Cooking Notes: The original recipe suggests using a chili pepper, which we skipped. We also used powdered cumin instead of cumin seeds, which were suggested. And I believe we used a red/orange bell pepper combo instead of the red/yellow combo in the original recipe. Lastly, the recipe called for you to peel the tomatoes, which this is how we responded. You can also just use canned tomatoes.

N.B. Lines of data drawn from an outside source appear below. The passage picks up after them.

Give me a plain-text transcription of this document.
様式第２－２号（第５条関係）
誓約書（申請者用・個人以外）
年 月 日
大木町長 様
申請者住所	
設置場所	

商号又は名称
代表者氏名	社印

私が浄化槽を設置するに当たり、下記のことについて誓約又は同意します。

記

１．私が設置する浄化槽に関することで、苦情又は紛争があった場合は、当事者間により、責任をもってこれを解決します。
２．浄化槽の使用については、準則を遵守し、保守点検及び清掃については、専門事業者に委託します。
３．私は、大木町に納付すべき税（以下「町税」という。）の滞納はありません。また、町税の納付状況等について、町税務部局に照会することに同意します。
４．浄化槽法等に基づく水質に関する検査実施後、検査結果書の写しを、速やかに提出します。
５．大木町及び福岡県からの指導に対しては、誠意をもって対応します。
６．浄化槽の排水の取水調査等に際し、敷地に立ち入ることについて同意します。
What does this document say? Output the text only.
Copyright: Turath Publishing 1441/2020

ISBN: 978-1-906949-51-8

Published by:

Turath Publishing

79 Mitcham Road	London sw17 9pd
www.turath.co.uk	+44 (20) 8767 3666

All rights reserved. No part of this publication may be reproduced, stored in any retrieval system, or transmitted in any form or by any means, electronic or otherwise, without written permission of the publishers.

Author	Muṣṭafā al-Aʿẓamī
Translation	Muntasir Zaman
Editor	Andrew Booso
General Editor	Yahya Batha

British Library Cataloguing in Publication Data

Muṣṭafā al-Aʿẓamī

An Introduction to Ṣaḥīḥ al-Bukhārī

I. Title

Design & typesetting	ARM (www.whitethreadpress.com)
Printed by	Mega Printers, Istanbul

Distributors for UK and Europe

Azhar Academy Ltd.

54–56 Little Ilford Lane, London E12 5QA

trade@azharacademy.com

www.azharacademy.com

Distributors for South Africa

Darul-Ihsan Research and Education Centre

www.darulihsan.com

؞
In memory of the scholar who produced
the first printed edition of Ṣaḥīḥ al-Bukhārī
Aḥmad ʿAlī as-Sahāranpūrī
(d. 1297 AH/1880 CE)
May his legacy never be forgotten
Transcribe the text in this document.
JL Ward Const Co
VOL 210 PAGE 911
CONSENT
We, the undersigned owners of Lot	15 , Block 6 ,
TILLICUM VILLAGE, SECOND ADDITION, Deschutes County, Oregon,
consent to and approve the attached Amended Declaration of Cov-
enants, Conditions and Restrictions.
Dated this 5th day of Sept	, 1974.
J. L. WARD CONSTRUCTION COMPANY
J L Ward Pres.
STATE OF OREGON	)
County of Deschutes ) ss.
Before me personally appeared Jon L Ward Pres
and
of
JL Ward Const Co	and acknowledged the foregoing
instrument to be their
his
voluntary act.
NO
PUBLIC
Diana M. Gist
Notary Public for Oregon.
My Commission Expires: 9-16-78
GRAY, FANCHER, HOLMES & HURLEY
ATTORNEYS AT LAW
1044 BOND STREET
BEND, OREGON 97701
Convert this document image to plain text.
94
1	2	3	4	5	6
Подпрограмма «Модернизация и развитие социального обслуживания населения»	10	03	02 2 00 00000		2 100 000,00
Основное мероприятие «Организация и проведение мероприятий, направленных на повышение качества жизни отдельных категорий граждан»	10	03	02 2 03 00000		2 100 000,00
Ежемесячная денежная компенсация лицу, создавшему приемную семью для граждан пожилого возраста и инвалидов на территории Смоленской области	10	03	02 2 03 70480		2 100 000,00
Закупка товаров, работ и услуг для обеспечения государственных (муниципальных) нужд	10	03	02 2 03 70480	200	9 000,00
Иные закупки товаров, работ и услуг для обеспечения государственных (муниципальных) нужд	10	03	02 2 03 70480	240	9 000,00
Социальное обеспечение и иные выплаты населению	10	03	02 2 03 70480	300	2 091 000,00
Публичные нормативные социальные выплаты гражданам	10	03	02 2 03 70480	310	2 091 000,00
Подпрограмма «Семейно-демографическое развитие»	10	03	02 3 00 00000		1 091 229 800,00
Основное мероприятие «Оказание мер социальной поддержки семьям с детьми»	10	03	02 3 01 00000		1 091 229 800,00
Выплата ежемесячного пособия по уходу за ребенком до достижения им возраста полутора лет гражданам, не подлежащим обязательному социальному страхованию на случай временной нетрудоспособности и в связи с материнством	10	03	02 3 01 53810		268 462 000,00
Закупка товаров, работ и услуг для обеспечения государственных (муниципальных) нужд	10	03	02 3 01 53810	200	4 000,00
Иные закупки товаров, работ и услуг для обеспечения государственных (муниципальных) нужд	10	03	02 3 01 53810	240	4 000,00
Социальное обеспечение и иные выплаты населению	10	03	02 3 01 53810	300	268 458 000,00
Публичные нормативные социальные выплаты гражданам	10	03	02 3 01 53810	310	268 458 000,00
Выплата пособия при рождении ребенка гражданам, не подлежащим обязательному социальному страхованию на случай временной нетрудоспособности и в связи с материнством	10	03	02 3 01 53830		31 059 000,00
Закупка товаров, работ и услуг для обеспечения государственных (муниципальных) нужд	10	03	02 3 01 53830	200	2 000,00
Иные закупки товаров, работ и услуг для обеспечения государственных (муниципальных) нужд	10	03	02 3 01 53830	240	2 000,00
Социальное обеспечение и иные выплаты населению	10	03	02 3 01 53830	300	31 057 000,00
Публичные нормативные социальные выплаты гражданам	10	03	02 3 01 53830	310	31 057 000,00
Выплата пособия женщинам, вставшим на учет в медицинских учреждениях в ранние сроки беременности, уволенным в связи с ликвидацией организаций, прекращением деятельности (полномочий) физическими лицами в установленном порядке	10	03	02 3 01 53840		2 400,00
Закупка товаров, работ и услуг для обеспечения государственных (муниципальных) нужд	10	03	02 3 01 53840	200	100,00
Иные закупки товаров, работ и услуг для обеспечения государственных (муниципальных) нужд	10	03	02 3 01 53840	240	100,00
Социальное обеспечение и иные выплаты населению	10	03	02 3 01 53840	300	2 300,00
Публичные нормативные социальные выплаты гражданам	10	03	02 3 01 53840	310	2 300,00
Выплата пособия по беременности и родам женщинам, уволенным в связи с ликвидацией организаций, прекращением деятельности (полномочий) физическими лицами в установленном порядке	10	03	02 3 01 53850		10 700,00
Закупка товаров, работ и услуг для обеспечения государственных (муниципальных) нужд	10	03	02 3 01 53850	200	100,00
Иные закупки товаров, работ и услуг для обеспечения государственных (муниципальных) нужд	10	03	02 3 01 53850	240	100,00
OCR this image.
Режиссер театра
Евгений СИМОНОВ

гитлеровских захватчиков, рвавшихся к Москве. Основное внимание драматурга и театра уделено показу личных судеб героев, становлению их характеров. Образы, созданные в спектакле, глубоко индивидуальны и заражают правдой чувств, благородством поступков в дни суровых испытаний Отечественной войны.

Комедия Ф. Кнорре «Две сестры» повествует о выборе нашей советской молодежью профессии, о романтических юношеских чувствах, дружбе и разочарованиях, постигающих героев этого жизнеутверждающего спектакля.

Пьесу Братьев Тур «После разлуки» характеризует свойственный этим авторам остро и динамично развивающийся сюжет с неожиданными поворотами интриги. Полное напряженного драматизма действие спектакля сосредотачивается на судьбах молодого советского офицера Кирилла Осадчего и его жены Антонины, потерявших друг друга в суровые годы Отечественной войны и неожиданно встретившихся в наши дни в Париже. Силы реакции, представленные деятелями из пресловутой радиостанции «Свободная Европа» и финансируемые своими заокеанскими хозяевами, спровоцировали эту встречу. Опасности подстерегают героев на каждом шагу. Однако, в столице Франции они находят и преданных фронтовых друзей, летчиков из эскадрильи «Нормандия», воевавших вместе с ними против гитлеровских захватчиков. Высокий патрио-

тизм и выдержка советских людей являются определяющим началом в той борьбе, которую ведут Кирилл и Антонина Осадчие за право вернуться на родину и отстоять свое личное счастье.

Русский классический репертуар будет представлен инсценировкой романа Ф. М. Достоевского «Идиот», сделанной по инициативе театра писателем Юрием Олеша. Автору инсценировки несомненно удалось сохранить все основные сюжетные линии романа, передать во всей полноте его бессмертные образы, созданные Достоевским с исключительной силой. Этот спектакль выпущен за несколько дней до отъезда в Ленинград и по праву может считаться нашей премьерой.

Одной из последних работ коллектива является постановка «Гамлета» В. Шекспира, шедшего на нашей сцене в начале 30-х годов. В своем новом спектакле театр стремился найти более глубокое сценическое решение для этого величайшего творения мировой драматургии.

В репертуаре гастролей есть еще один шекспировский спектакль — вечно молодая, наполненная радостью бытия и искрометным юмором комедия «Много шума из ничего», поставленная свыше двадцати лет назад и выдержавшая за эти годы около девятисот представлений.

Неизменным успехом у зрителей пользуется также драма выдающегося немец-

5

Shakshouka (adapted from PBS; serves 6)
1 tsp cumin
2 cloves garlic, minced
1 medium onion, minced
2 bell peppers, minced
2 lbs. tomatoes (or 2-3 large tomatoes), roughly chopped
1 bay leaf
1 tsp salt
1 egg per serving (4-6 total)
Heat a medium saucepan over medium heat until hot. Add oil, allowing it to warm. Add the garlic, onion, bell peppers, and cumin, frying until they're tender and starting to caramelize, about 10-15 minutes. Add the tomatoes, bay leaf, and salt, simmering uncovered until the mixture is thick and chunky, about 15-20 minutes. Taste the sauce and adjust the seasonings to your liking.
At this point, if you are not serving it all at once, go ahead and separate out the portion that you will save into another container. Take 2 eggs and break them into the pot. Turn the heat down to medium low, covering the pan with a lid. Cook the eggs until they reach the desired level of doneness. Serve with bread when eggs are done!